Thanks for replies everyone, much appreciated. Vegas, when you say three days after amalgam filling removal your body started dumping like crazy and this was not due to vapour during removal process, may o ask how you know this? Did you start chelating immediately after removal and so this is what you mean by saying your body started to dump metals like crazy?
also how did you establish that you had a high load of mercury?
And finally just to clarify am I right that you would recommend doing the meth supps for a while before considering chelation? Thank you
Exposure vs. Dump: While this is an assumption, I think it is a safe one. First, I honestly felt better after the removal, especially the first, and I only had some mild brain fog after the second procedure. For three days I was at my baseline. Obviously there was an acute exposure since it is unavoidable, but even if my serum mercury was elevated, as would be typical, I didn't really perceive it. It didn't come on until day 3 or 4 and the effects were very dramatic. In my opinion, an acute exposure wouldn't have produced such dramatic delayed effects.
When your body starts unloading this stuff you know. It comes in waves. The brain fog is very heavy and then subsides with greater periods of clarity. It cannot be overcome by taking Adderall, your head is not much clearer during relatively high cortisol periods. When the metals are mobilized there is very little you can do to improve your focus, mental clarity, processing speed, etc. When I had the acute onset of what I call a "mercury dump" I became very achy, especially in my shoulders, upper back, head & neck. There was a pressure sensation and headaches. I also experience numerous bm's stimulated by bile. 2-3 times a day is not my norm. Before and after a bm you get redistribution which I assume is via enterohepatic circulation. (I don't care what Cutler says & perhaps the effects are different in someone with intestinal permeability.)
I picked up on this whole bile thing back when I tried to force methylation by taking way too many methyl donors one time clearly before sulfation was properly functioning. I became very toxic and flat out ill for a few days with a massive headache that was unresponsive to anything I tried. Finally, this stimulated a huge bile dump that flushed out the system. I've never had burning like that before, I seriously considered using my daughter's diaper cream!
No I didn't take chelators immediately, but knowing what I do now, I would have started the DMSA on day three. Listening to my body has served me well. I doubt most people experience what I did, perhaps because they don't have everything in place to facilitate this release. Honestly, I don't know why this came about so abruptly and forcefully.

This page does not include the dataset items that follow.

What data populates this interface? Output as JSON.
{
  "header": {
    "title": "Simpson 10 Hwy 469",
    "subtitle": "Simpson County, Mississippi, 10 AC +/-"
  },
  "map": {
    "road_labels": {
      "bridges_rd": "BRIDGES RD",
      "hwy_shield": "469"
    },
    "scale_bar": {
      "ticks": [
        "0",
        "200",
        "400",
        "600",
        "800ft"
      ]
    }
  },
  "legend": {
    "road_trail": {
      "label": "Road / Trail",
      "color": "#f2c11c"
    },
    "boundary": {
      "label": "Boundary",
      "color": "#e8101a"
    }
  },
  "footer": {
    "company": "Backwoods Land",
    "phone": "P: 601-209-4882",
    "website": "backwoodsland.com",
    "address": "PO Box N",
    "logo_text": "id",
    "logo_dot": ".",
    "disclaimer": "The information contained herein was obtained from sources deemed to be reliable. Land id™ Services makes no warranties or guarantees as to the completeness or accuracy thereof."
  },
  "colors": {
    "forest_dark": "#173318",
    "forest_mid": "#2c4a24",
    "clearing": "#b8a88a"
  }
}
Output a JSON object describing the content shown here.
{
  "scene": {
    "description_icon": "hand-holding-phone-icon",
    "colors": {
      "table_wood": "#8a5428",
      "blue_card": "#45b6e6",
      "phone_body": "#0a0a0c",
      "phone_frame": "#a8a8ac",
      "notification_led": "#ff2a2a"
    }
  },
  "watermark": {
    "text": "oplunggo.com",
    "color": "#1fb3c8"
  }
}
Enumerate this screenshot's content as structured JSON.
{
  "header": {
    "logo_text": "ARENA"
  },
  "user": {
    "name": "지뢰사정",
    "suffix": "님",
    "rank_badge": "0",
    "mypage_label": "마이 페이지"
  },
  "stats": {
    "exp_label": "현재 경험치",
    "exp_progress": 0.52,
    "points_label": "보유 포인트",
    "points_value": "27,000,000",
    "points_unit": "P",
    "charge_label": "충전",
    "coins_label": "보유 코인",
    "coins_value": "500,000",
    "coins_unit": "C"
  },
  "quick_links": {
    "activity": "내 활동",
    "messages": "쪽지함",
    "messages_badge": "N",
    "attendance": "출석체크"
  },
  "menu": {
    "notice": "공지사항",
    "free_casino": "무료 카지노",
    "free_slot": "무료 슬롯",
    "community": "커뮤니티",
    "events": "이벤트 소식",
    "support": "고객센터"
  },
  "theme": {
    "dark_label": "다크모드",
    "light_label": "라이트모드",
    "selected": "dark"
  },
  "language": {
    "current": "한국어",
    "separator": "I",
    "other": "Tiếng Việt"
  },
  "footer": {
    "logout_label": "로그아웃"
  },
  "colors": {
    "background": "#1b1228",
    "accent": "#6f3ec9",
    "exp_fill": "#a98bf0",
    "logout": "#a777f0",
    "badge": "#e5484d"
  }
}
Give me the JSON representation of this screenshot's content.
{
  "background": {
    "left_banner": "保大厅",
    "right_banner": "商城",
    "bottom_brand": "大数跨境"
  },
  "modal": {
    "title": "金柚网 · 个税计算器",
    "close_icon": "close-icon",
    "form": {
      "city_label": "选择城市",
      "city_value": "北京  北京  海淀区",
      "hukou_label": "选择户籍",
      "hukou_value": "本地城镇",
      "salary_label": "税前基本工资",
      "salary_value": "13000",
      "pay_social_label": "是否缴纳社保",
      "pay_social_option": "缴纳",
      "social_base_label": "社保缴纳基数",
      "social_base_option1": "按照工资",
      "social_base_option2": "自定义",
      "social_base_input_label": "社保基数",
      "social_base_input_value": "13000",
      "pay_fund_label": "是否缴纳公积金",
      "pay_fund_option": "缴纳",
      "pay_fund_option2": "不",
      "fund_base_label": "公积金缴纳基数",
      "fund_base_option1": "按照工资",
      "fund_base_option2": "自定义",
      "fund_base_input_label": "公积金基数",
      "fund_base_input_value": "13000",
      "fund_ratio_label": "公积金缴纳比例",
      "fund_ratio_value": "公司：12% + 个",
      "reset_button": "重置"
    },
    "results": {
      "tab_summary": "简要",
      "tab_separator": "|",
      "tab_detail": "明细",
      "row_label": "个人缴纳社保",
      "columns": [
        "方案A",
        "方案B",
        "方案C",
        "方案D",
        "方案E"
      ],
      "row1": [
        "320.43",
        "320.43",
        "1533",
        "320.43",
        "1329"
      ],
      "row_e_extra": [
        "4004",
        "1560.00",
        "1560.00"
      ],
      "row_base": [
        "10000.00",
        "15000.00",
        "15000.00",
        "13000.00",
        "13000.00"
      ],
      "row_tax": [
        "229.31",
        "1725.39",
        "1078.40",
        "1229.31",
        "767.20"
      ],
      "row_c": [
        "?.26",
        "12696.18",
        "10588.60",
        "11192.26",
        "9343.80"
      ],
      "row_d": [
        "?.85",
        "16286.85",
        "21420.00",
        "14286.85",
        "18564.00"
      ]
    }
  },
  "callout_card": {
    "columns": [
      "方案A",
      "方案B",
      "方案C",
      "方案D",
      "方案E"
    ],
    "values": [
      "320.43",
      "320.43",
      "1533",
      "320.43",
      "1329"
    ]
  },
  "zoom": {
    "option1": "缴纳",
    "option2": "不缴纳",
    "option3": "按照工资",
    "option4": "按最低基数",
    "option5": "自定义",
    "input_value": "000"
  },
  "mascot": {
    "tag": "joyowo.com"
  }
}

How did I know: mostly by my response to DMSA, which was rapid and pronounced, but also because the onset of my severe cfs 2 years ago was marked by textbook mercury symptoms: tremors, reactive hypoglycemia, upper arm weakness, severe brain fog, decrease thyroid function, halting/stuttering speech, adrenaline surges, etc. (Yes, I understand many of these symptoms can be attributed to other causes, but these came about very suddenly. Also, I had classic Canadian/Fukuda symptoms for a very long time before this happened.) Also, there are many other subtle clues, like response to zinc & b6. I'll post the details of my DDI hair test when I get it.
Methy supps, gut & chelation--which one first. This is the million dollar question. I think the order is going to be very individualistic, and there are lots of variables that come into play. In my view the only certainty is implementing gradual dietary changes should take place immediately; there is no reason not to do this. I would probably also start very low doses of the methyl supplements. The problem is obviously created by heavy metals which destroy your bowel flora, significantly impede methylation through multiple mechanisms and otherwise contribute to the oxidative stress picture further causing glutathione depletion. Those who are experts in mercury toxicity/chelation certainly look at mercury as the (in instances where someone has known mercury toxicity) fundamental problem. Clearly it is the fundamental problem in terms of interfering with and lowering glutathione, but they, in my view, tend to oversimplify the therapeutic options. Many of these people are not dealing with the same degree of physiological dysfunction with myriad secondary infections/illnesses. I suspect the big variable is just how impaired some of these biochemical processes get through extended illness. Sick folks can't just jump into chelation with the same results, there's more going on than just heavy metals. Nevertheless, getting the mercury out can lead to dramatic improvements in many of these problems and just a little improvement in glutathione seems to go a long way. Honestly, I don't know the answer, I go back and forth on this. I think there probably has to be some trial and error necessary. Sorry, I can't provide a more satisfying answer I'm a liberal arts major.